Craig Young

No. 15 – Hamilton Tiger-Cats
- Position: Linebacker
- Roster status: Active
- CFL status: American

Personal information
- Born: March 13, 2001 (age 25) Fort Wayne, Indiana, U.S.
- Listed height: 6 ft 3 in (1.91 m)
- Listed weight: 225 lb (102 kg)

Career information
- High school: Wayne (Fort Wayne)
- College: Ohio State (2019–2021) Kansas (2022–2023)
- NFL draft: 2024: undrafted

Career history
- Indianapolis Colts (2024)*; Pittsburgh Steelers (2024)*; Cincinnati Bengals (2024)*; Hamilton Tiger-Cats (2026;
- * Offseason and/or practice squad member only
- Stats at Pro Football Reference
- Stats at CFL.ca

= Craig Young (American football) =

American football linebacker (born 2001)

Craig Young (born March 13, 2001) is an American professional football linebacker for the Hamilton Tiger-Cats of the Canadian Football League (CFL). He played college football for the Kansas Jayhawks and Ohio State Buckeyes.

==Early life==
Young attended high school at Wayne. In Young's junior season, he hauled in 29 receptions for 367 yards and four touchdowns, while also making 27 tackles, a sack and a half, and three interceptions. Coming out of high school, Young was rated as a three star recruit where he held offers from schools such as Michigan State, Ohio State, and Wisconsin. Ultimately, Young committed to play college football for the Ohio State Buckeyes.

==College career==
=== Ohio State ===
In Young's first two seasons in 2019 and 2020, he appeared in 14 games notching eight tackles. In week twelve of the 2021 season, Young recorded three tackles with half a tackle being for a loss in a win over Michigan State. Young finished the 2021 season playing in 12 games where he notched 15 tackles, half a sack, a pass deflection, an interception, and a touchdown. After the conclusion of the 2021 season, Young entered the NCAA transfer portal.
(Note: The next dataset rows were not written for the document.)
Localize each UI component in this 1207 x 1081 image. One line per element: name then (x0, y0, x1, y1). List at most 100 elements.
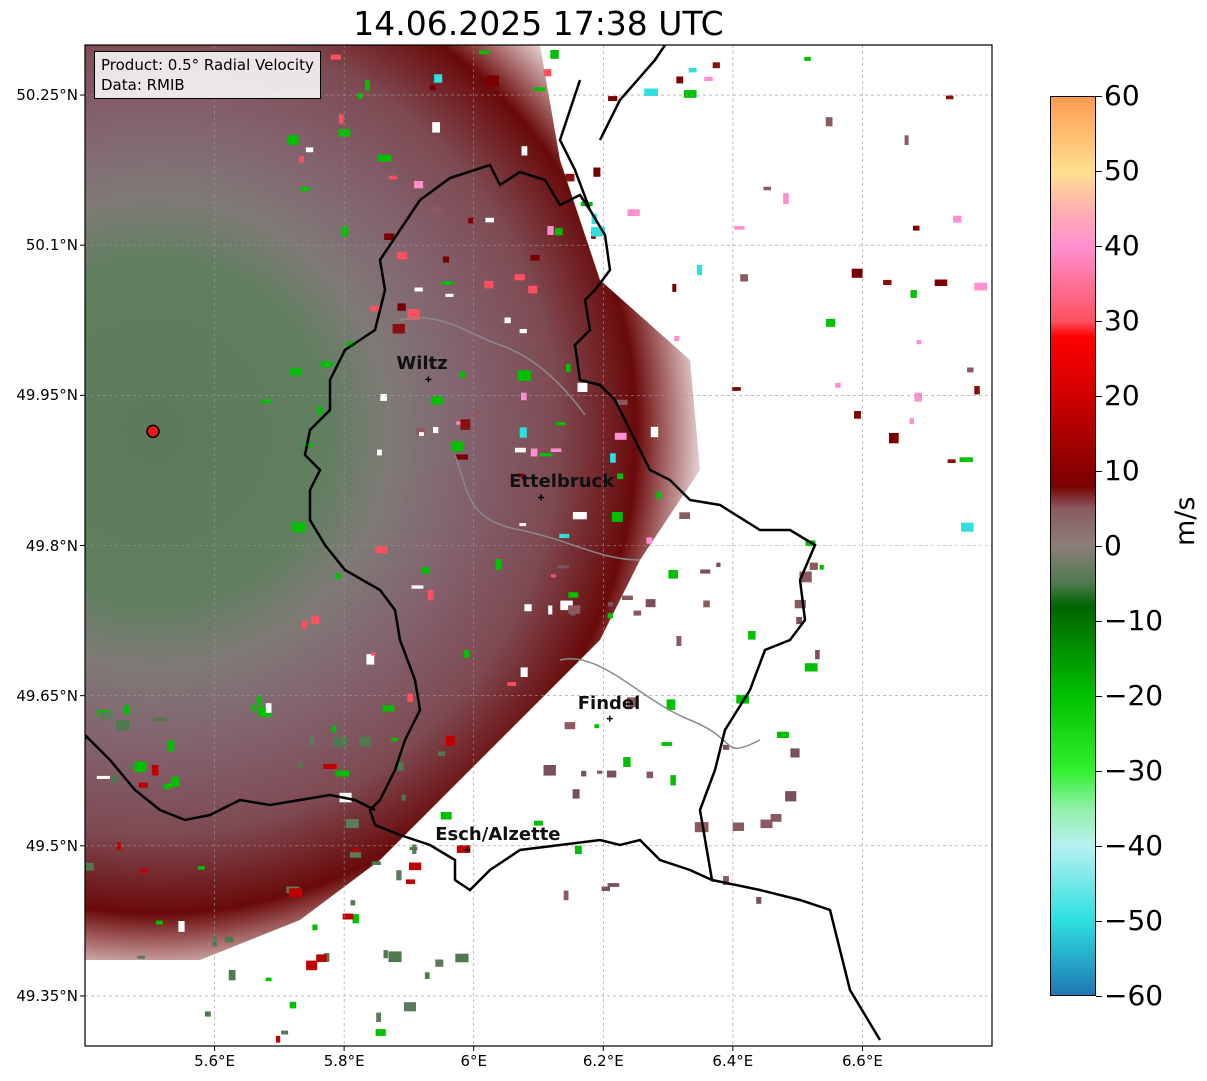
velocity-speckle (391, 737, 399, 742)
colorbar-tick-label: −60 (1104, 979, 1164, 1012)
velocity-speckle (171, 776, 180, 787)
velocity-speckle (370, 305, 380, 312)
velocity-speckle (86, 863, 94, 871)
region-boundary (399, 316, 761, 749)
velocity-speckle (429, 84, 436, 91)
velocity-speckle (910, 290, 917, 298)
velocity-speckle (557, 565, 570, 569)
velocity-speckle (656, 491, 662, 499)
velocity-speckle (407, 693, 413, 703)
velocity-speckle (342, 913, 354, 920)
velocity-speckle (565, 173, 575, 182)
velocity-speckle (204, 1011, 211, 1017)
velocity-speckle (338, 114, 344, 124)
velocity-speckle (572, 512, 587, 520)
velocity-speckle (357, 92, 363, 99)
velocity-speckle (825, 117, 833, 127)
axis-ticks (80, 94, 863, 1051)
velocity-speckle (167, 740, 175, 752)
velocity-speckle (424, 972, 430, 979)
velocity-speckle (371, 861, 381, 865)
velocity-speckle (835, 382, 841, 388)
velocity-speckle (409, 847, 418, 851)
velocity-speckle (298, 763, 303, 768)
city-label: Findel (577, 692, 641, 714)
velocity-speckle (305, 147, 314, 153)
velocity-speckle (431, 396, 443, 405)
velocity-speckle (346, 341, 356, 348)
colorbar (1050, 96, 1096, 996)
velocity-speckle (559, 533, 570, 538)
velocity-speckle (288, 888, 303, 898)
velocity-speckle (790, 748, 800, 758)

Young finished his career at Ohio State recording 23 tackles with half a tackle being for a loss, two interceptions, and a touchdown.

=== Kansas ===
Young transferred to play for the Kansas Jayhawks. In week three of the 2022 season, Young recorded seven tackles with one going for a loss, and a sack in a win over Houston. In the 2022 season, Young notched 60 tackles with five and a half being for a loss, four and a half sacks, an interception, and a forced fumble. In Young's final season in 2023, he posted 41 tackles with five being for a loss, a sack and a half, three pass deflections, and an interception. After the conclusion of the 2023 season, Young declared for the 2024 NFL draft and accepted an invite to the 2024 Hula Bowl.

==Professional career==

Pre-draft measurables
| Height | Weight | Arm length | Hand span | Wingspan | 40-yard dash | 10-yard split | 20-yard split | 20-yard shuttle | Three-cone drill | Vertical jump | Broad jump | Bench press |
| 6 ft 3 in (1.91 m) | 226 lb (103 kg) | 33 in (0.84 m) | 9+1⁄8 in (0.23 m) | 6 ft 5+7⁄8 in (1.98 m) | 4.57 s | 1.66 s | 2.64 s | 4.47 s | 7.27 s | 37.0 in (0.94 m) | 10 ft 8 in (3.25 m) | 13 reps |
All values from Pro Day

===Indianapolis Colts===
After going undrafted in the 2024 NFL draft, Young signed with the Indianapolis Colts as an undrafted free agent. He was waived on August 27, 2024.

===Pittsburgh Steelers===
On October 16, 2024, Young signed with the Pittsburgh Steelers practice squad. He was released on November 5.

===Cincinnati Bengals===
On December 24, 2024, Young was signed to the Cincinnati Bengals practice squad. He signed a reserve/future contract with Cincinnati on January 7, 2025. On August 25, Young was waived by the Bengals.

===Hamilton Tiger-Cats===
On December 30, 2025, it was announced that Young had signed with the Hamilton Tiger-Cats.